Final feliz
"Não senti medo porque estava com meu cão, meu amigo", diz caseiro resgatado após 10 horas na mata em Porto Alegre
Sérgio Sebastião Pires, 67 anos, perdeu-se em área alagada da Zona Sul e foi encontrado por um cachorro dos bombeiros
Há seis décadas, quando brincava com os cinco irmãos em uma propriedade rural na Lomba do Pinheiro, Sérgio Sebastião Pires acreditava conhecer a mata. Passava o dia entre as árvores, contrariando os alertas da mãe sobre os perigos de se perder - fosse sozinho, fosse com as namoradas da adolescência.

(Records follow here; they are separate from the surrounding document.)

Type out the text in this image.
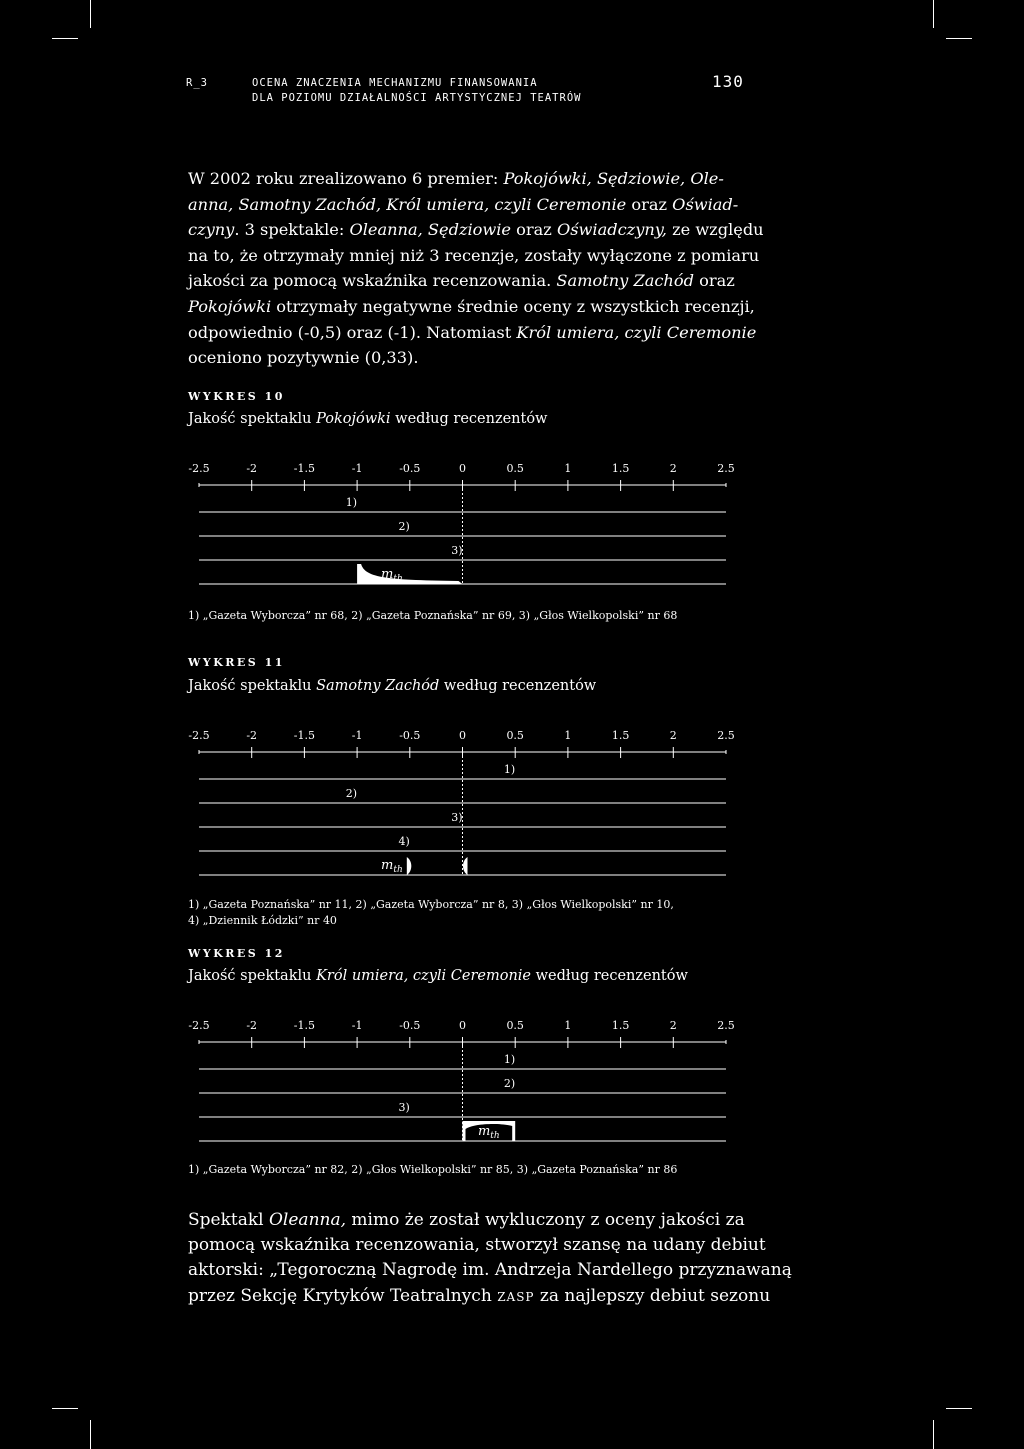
R_3	OCENA ZNACZENIA MECHANIZMU FINANSOWANIA
DLA POZIOMU DZIAŁALNOŚCI ARTYSTYCZNEJ TEATRÓW
130
W 2002 roku zrealizowano 6 premier: Pokojówki, Sędziowie, Ole-
anna, Samotny Zachód, Król umiera, czyli Ceremonie oraz Oświad-
czyny. 3 spektakle: Oleanna, Sędziowie oraz Oświadczyny, ze względu
na to, że otrzymały mniej niż 3 recenzje, zostały wyłączone z pomiaru
jakości za pomocą wskaźnika recenzowania. Samotny Zachód oraz
Pokojówki otrzymały negatywne średnie oceny z wszystkich recenzji,
odpowiednio (-0,5) oraz (-1). Natomiast Król umiera, czyli Ceremonie
oceniono pozytywnie (0,33).
WYKRES 10
Jakość spektaklu Pokojówki według recenzentów
-2.5	-2	-1.5	-1	-0.5	0	0.5	1	1.5	2	2.5
1)
2)
3)
$m_{th}$
1) „Gazeta Wyborcza” nr 68, 2) „Gazeta Poznańska” nr 69, 3) „Głos Wielkopolski” nr 68
WYKRES 11
Jakość spektaklu Samotny Zachód według recenzentów
-2.5	-2	-1.5	-1	-0.5	0	0.5	1	1.5	2	2.5
1)
2)
3)
4)
$m_{th}$
1) „Gazeta Poznańska” nr 11, 2) „Gazeta Wyborcza” nr 8, 3) „Głos Wielkopolski” nr 10,
4) „Dziennik Łódzki” nr 40
WYKRES 12
Jakość spektaklu Król umiera, czyli Ceremonie według recenzentów
-2.5	-2	-1.5	-1	-0.5	0	0.5	1	1.5	2	2.5
1)
2)
3)
$m_{th}$
1) „Gazeta Wyborcza” nr 82, 2) „Głos Wielkopolski” nr 85, 3) „Gazeta Poznańska” nr 86
Spektakl Oleanna, mimo że został wykluczony z oceny jakości za
pomocą wskaźnika recenzowania, stworzył szansę na udany debiut
aktorski: „Tegoroczną Nagrodę im. Andrzeja Nardellego przyznawaną
przez Sekcję Krytyków Teatralnych ZASP za najlepszy debiut sezonu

Na madrugada desta terça-feira (16), ele precisou ser resgatado pelos bombeiros após 10 horas em meio ao breu, dentro de uma área alagada por uma sanga, no matagal próximo ao sítio em que trabalha, no bairro Aberta dos Morros, zona sul de Porto Alegre.
– Eu via luzes dos carros bem longe, gritava, mas ninguém me ouvia. “Vou morrer”, eu dizia. E aí me dei conta que o celular estava no casaco, eu que nunca saio com o telefone - relembra o idoso de 67 anos.
O telefonema para o número de emergência 190 foi dado à meia-noite, quando percebeu que não sairia daquela situação sozinho.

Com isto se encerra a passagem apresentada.